Egualmente irrilevante si palesa la circostanza che l'indagata possa
aver ricevuto in buona fede l'area oggetto del sequestro, afferendo
l'indagine sul punto all'accertamento della colpevolezza della
Falcione; accertamento che, per quanto già osservato in
precedenza, resta estraneo al giudizio sulla legittimità
della misura cautelare. Peraltro, l'utilizzazione in area del demanio
marittimo, senza specifico titolo, di un'opera abusiva realizzata da
terzi integra il reato di occupazione abusiva di spazio demaniale
quando il fruitore, pur non avendo realizzato l'opera, ne abbia
l'autonoma disponibilità e la abbia finalizzata al miglior
godimento di una sua proprietà (sez. 3^, 25/05/1992 n. 6313,
Guidobaldi).
Deve, poi, ribadirsi il consolidato indirizzo interpretativo di questa
Corte Suprema, secondo il quale l'art. 35 c.n. esclude ogni
possibilità di sdemanializzazione tacita del demanio
marittimo, potendosi attuare solamente quella espressa mediante uno
specifico provvedimento costitutivo da parte dell'autorità
amministrativa competente (sez. 3^, 20/01/1995 n. 125, Paparo; sez. 3^,
10/11/1994 n. 11257, Ammendolia; sez. 3^, 20/01/1989 n. 599, Rizzi;
sez. 3^, 07/09/1983 n. 7384, Marsilio), sicché si palesa
irrilevante il dedotto acquisto dell'area oggetto della misura
cautelare dalla pubblica amministrazione, non essendo stato preceduto
tale acquisto da un provvedimento di sdemanializzazione della stessa.

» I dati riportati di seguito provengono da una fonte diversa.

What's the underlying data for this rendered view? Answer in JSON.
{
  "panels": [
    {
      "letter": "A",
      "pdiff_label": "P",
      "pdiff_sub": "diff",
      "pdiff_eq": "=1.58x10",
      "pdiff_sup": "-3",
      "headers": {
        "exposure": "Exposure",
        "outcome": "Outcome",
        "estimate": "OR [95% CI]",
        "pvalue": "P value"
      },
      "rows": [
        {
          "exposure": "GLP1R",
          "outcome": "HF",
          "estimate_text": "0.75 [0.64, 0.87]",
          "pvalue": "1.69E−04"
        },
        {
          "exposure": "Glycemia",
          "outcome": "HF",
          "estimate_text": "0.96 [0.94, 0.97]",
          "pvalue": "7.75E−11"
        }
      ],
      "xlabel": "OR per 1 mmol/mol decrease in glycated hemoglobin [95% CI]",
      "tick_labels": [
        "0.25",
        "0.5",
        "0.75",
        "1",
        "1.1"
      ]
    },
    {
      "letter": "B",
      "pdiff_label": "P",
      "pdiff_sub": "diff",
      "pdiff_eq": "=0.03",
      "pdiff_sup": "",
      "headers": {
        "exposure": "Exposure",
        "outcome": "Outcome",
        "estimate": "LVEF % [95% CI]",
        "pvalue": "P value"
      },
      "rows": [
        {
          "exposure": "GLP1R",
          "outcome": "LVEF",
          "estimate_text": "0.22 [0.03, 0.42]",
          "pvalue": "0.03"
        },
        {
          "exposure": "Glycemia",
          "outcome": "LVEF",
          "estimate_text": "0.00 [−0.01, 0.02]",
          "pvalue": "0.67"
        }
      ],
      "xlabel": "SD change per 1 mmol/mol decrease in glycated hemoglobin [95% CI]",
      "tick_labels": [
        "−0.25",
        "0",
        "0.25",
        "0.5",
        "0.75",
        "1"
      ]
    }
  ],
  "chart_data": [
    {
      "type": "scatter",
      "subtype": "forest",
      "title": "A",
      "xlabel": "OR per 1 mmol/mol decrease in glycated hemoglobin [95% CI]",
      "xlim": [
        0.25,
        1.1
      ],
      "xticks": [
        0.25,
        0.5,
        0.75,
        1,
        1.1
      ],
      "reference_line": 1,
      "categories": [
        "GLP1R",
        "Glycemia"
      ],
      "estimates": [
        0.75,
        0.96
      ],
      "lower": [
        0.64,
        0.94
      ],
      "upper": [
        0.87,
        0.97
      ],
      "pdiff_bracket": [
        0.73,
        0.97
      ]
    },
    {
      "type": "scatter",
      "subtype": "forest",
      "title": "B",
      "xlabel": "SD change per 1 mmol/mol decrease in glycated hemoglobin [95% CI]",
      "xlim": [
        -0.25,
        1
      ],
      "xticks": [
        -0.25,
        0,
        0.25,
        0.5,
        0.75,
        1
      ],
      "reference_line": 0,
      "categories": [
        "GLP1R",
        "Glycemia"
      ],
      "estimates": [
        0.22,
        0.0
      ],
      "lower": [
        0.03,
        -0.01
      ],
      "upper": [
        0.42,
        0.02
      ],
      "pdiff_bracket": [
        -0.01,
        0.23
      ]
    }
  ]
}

Nè l'eventuale immemorabile possesso del suolo da parte di
privati in buona fede comporta implicitamente la perdita delle
caratteristiche naturali della demanialità.
Deve essere ancora osservato, con riferimento alle ulteriori deduzioni
della ricorrente, che la eventuale ultimazione dei manufatti realizzati
arbitrariamente su area demaniale e l'accessione degli stessi al suolo
demaniale non è certamente di ostacolo alla adozione della
misura cautelare, protraendosi la commissione del reato
finché si protrae l'occupazione illegittima dell'area e dei
manufatti realizzati sulla stessa (cfr. sez. 2^, 198700269,
Boscolofallo, riv. 174814; sez. 6^, 200103947, Sindoni, riv. 217890;
sez. 3^, 200347436, P.G. in proc. Armanno, riv. 227067; sez. 3^,
200316561, Barlotti e altro, riv. 227417).
Anche l'esigenza cautelare ravvisata dai giudici di merito di impedire
l'ulteriore protrazione della commissione del reato, pertanto, deve
ritenersi sussistente nel caso in esame. Il ricorso, pertanto, deve
essere rigettato.
Ai sensi dell'art. 616 c.p.p. al rigetto dell'impugnazione segue a
carico della ricorrente l'onere del pagamento delle spese processuali.
P.Q.M.
La Corte rigetta il ricorso e condanna la ricorrente al pagamento delle
spese del procedimento.
Così deciso in Roma, nella Camera di consiglio, il 1
febbraio 2006. Depositato in Cancelleria il 21 febbraio 2006.